Ketamine cystitis is a growing global problem afflicting predominantly young patients and exposing them to significant risk of bladder damage with unknown long-term consequences. To-date, there has been little research into the pathology of ketamine cystitis and as a result, the mechanism(s) of the bladder pain and damage remain unknown. This histological study observed expansion of the basal NGFR+ labelling, stromal nerve hyperplasia and the occurrence of superficial neuroma-like lesions which likely contribute to the extreme bladder pain experienced by ketamine cystitis patients.
The discovery of numerous fine NFP+ nerve fibres throughout the stroma of ketamine cystitis tissues is unusual and to our knowledge has not been previously described. The presence of nerve hyperplasia in ketamine cystitis tissue in conjunction with urothelial damage leading to stromal urine exposure may help to account for the extreme pain experienced by ketamine cystitis patients. Understanding the mechanism of pain in ketamine cystitis is critical to developing effective new treatment strategies since at present, many ketamine users self-manage their pain with increased ketamine use. The current lack of effective clinical pain management for these patients is a key obstacle to cessation of use [2]. In neuropathic bladders, there have been reports of nerve hyperplasia invading the urothelium [13]; however, no NFP+ fibres were observed within the urothelium in this study. In the small group of IC patients studied here only a single sample contained visible NFP+ fibres in the lamina propria. That this NFP+ IC patient may have been an undisclosed ketamine user cannot be ruled out; however, the potential utility of NFP as a biomarker for an IC subgroup with similarities of pathogenesis to ketamine cystitis warrants further investigation. Based on current knowledge, the discovery of NFP+ fibres in the bladder stroma may be a useful, if not unequivocal, clinical biomarker of ketamine cystitis in patients who have non-bacterial cystitis, but do not provide a history of drug use.

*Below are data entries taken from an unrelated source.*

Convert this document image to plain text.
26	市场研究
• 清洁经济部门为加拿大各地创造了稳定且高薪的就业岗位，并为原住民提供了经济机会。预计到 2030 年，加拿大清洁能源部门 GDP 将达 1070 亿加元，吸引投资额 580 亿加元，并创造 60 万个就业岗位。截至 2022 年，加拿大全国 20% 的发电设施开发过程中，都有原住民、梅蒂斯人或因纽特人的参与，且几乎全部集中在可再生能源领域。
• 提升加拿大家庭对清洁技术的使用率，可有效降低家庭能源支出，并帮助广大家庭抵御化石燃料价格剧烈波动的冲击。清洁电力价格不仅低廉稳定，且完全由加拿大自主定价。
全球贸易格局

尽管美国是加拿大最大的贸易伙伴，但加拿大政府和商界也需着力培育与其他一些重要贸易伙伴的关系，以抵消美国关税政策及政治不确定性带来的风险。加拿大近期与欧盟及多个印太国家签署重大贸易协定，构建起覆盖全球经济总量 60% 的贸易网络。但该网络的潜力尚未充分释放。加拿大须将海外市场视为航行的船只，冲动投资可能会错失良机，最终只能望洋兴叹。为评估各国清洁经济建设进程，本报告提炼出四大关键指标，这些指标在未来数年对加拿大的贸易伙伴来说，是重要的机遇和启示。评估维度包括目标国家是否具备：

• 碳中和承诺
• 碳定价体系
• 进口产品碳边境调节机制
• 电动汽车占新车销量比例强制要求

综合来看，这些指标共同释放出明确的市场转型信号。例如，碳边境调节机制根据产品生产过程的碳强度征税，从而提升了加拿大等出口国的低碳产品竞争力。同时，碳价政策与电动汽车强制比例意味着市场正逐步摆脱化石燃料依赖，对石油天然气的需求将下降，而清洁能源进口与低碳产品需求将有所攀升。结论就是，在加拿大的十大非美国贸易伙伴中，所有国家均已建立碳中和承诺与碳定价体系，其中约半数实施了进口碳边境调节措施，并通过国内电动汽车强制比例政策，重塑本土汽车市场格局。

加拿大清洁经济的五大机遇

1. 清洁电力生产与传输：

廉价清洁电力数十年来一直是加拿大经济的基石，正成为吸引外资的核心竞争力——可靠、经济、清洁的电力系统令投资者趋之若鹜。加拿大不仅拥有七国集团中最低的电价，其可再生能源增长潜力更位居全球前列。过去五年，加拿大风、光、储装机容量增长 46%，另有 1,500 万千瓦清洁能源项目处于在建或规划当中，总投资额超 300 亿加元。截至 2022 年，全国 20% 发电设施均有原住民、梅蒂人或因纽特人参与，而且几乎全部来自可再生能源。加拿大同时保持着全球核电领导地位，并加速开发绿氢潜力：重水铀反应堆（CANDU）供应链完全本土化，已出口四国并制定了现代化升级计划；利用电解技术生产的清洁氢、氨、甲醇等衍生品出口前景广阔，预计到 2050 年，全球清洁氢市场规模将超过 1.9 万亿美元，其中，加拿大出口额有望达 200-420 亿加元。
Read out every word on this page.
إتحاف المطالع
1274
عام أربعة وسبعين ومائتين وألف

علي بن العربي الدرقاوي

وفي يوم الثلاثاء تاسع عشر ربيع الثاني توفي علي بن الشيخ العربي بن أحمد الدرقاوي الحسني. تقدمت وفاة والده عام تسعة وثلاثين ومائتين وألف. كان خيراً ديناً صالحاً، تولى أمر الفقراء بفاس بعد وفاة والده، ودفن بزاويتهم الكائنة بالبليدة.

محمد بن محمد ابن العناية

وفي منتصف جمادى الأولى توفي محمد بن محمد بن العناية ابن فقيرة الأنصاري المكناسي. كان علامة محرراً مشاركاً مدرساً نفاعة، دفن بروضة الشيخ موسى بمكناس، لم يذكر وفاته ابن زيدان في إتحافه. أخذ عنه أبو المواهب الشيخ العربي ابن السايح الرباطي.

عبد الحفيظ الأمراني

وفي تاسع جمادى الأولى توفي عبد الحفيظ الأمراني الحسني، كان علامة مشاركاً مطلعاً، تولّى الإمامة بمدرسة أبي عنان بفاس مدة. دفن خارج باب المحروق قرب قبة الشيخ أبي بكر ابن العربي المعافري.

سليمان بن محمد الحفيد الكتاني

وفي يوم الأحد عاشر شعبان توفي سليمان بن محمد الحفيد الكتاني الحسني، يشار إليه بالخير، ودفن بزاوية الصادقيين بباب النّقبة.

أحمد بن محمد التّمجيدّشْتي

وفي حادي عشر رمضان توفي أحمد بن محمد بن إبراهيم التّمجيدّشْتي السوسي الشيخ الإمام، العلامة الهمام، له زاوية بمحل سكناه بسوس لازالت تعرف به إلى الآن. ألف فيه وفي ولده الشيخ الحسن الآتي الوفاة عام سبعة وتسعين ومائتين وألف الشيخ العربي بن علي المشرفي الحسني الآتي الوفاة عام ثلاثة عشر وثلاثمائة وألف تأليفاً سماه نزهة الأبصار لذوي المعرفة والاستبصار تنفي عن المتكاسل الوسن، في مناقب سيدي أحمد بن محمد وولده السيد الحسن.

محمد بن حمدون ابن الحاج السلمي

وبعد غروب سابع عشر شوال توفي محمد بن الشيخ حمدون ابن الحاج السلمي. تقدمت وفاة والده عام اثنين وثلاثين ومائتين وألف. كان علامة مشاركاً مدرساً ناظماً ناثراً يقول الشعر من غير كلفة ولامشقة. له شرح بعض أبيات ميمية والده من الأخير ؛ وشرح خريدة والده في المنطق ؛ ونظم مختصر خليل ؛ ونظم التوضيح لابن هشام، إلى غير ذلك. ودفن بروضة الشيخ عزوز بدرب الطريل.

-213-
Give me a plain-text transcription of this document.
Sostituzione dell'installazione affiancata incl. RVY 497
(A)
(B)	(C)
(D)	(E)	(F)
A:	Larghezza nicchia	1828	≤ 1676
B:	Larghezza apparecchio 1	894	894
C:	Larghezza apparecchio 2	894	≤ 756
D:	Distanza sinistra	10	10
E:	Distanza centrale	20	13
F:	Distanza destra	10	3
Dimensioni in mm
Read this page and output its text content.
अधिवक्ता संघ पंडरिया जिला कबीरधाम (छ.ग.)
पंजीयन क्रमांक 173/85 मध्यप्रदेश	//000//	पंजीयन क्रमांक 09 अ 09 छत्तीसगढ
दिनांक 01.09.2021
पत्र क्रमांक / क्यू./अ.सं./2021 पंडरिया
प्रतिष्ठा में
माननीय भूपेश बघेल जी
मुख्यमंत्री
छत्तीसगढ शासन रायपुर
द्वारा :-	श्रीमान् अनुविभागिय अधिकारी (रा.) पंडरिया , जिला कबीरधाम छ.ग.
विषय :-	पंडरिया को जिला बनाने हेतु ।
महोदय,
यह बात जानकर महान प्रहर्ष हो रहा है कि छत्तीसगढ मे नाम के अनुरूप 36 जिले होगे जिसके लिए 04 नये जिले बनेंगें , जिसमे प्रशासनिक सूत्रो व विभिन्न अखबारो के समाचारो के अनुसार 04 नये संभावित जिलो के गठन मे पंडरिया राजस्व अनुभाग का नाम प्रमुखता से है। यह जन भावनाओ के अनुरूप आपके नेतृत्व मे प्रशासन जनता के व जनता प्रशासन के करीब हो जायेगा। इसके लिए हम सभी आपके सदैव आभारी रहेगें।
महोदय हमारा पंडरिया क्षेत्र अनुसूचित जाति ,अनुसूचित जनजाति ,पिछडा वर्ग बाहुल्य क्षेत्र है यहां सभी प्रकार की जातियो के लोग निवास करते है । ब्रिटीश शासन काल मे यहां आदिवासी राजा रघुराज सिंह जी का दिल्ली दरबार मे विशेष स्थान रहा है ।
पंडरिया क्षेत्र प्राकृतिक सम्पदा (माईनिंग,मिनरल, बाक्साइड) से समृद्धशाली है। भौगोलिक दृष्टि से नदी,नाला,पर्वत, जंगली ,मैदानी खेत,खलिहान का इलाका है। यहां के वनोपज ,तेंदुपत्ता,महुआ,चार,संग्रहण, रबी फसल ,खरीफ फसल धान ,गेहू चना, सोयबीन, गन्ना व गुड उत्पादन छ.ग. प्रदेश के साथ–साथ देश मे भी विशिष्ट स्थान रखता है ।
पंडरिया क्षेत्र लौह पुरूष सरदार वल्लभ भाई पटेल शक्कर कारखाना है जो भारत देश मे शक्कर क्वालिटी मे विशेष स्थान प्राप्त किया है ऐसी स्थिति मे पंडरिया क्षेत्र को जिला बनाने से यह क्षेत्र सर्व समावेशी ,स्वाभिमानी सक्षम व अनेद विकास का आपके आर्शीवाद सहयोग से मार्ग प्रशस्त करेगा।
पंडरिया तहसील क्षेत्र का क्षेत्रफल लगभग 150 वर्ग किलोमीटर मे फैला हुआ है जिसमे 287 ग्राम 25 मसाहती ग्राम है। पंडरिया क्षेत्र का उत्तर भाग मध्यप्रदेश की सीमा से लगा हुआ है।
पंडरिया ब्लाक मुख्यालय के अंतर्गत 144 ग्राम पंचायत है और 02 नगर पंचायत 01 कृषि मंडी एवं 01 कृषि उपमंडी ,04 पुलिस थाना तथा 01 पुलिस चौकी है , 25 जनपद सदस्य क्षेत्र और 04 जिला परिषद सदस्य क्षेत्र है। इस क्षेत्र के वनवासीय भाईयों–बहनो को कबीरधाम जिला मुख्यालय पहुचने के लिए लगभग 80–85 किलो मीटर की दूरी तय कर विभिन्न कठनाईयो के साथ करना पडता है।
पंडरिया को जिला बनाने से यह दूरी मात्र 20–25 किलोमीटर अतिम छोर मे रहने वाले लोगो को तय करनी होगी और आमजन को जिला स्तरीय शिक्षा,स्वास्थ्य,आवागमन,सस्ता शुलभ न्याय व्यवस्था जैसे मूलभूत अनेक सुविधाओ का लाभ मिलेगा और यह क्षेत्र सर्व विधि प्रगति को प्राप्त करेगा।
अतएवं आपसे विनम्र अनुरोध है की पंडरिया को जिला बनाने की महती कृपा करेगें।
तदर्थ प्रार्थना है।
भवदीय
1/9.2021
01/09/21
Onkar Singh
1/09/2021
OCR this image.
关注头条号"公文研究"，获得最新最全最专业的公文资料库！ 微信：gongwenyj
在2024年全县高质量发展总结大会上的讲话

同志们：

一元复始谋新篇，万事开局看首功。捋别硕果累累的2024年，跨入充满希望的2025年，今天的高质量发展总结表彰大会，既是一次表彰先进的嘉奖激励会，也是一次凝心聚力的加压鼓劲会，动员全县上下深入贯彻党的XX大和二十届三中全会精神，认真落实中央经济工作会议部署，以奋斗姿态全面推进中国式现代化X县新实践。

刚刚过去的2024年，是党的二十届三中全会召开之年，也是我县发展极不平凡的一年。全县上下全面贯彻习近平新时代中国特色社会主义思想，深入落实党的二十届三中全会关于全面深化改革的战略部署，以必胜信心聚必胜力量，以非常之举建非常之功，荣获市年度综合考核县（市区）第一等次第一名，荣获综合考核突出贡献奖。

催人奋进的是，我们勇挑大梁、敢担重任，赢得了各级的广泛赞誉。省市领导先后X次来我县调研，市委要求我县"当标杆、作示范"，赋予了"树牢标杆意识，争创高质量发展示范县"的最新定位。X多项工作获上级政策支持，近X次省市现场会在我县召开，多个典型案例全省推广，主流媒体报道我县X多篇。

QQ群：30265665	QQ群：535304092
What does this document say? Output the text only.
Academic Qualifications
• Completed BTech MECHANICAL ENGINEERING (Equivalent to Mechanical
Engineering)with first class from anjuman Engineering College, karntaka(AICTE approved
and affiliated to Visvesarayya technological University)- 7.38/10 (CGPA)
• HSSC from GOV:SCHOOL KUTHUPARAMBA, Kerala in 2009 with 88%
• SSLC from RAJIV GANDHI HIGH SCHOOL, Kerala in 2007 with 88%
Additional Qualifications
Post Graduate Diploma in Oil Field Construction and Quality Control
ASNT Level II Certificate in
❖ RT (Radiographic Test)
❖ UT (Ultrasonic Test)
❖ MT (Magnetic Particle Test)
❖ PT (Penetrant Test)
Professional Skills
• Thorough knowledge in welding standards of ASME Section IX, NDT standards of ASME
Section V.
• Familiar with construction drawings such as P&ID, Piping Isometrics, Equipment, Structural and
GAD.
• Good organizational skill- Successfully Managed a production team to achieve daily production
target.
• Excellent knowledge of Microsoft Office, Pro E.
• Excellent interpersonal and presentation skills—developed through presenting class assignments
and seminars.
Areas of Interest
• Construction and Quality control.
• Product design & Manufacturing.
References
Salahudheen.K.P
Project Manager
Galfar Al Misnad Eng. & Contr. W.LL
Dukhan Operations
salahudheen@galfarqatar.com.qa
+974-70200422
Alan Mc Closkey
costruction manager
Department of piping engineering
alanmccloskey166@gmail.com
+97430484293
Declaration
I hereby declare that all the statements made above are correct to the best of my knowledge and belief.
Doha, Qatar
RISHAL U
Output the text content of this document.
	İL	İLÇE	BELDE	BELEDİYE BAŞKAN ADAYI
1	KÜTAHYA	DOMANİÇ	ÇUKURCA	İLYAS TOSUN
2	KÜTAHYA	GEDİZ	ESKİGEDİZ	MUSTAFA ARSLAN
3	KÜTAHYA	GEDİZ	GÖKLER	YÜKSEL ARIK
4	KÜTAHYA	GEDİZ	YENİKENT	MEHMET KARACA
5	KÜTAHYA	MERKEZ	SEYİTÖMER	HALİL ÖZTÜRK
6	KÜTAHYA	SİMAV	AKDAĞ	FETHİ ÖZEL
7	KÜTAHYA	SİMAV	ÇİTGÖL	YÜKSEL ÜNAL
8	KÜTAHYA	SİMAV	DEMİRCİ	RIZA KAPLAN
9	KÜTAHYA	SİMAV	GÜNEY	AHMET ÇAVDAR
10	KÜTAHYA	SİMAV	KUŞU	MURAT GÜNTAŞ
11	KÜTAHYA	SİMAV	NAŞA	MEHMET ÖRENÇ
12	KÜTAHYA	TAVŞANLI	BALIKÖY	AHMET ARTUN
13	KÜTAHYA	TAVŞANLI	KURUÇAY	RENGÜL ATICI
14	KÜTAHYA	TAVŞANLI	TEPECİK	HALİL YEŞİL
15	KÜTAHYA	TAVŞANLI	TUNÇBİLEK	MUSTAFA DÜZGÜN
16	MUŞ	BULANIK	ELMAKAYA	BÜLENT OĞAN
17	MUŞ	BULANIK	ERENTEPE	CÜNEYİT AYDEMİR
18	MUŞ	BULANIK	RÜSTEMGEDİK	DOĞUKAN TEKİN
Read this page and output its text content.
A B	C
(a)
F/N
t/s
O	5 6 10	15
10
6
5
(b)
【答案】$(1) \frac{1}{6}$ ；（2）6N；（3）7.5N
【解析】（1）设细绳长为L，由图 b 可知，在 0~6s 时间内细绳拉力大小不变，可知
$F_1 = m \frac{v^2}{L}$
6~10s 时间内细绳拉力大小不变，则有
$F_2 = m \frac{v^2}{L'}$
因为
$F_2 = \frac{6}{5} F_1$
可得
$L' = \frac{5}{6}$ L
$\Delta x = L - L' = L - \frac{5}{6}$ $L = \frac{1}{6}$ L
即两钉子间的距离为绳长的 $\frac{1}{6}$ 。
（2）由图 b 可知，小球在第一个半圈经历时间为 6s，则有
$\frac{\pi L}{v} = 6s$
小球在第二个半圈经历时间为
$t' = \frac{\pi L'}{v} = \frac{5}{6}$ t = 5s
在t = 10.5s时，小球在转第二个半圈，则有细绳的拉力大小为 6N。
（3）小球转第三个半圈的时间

A further novel, and apparently unique, feature of ketamine cystitis reported here is the appearance of large peripheral nerve fascicles in the lamina propria, with a predominant Schwannian and perineural component, and some resemblance to a Morton’s neuroma. These lesions appear to arise as a hyperplastic/reactive response and may be consequential to interstitial regeneration following ketamine damage. At present, it is unclear how these changes relate to the degree of pain experienced in these patients; however, they appeared in nearly all (20/21) urology-referred ketamine cystitis patients in this study and were not seen in the other bladder pathologies studied as controls.
The cause of peripheral nerve fascicle hyperplasia in ketamine cystitis tissues remains unknown; however, chronic ketamine users (of at least 4 times/week) have on average twice the serum concentration of brain-derived neurotrophic factor (BDNF) when compared with a control group [14]. Further study of ketamine cystitis will need to address whether the cause of nerve fascicle hyperplasia is the direct action of ketamine and/or its metabolites; or alternatively, whether circulating BDNF could be the causative agent.
The role of NGFR in the urothelium remains an interesting unknown; however, in RP/IDO/SUI tissues it is most commonly confined to basal urothelial cells. The expansion of NGFR+ might be indicative of a general dedifferentiation of the tissues; however, no change was noted for other basal markers (eg CK5) and there was no disruption of differentiation markers such as uroplakin 3a (data not shown). Previous studies have reported increased Ki67 indices in ketamine cystitis urothelium [7] and interpreted with the supra-basal NGFR+ expansion reported here, this might suggest changes in the epithelium towards a regenerative wound-healing phenotype. This concept is consistent with the widespread urothelial damage observed in ketamine cystitis and retention of uroplakin labelling suggests the urothelium retains a functional barrier in areas where it remains full-thickness. During cystoscopy of one patient the urothelium was observed desquamating from the basement membrane as large sheets, which was consistent with finding histologically that areas of intact full-thickness urothelium were directly adjacent to areas of absent urothelium. Whether the mechanism of urothelial loss relates to direct toxicity of ketamine or the action of a metabolite requires further study.
Whilst ketamine was originally described as a NMDA receptor antagonist, this is a gross oversimplification of its binding promiscuity, which includes activity against β-adrenergic, sigma, and muscarinic receptors [15]. Recent interest in using ketamine as a rapid-onset anti-depressant and pressure to drive derivatives to market quickly (reviewed [16]), make understanding the mechanism of ketamine cystitis an urgent clinical problem to avoid side-effects in future therapeutics.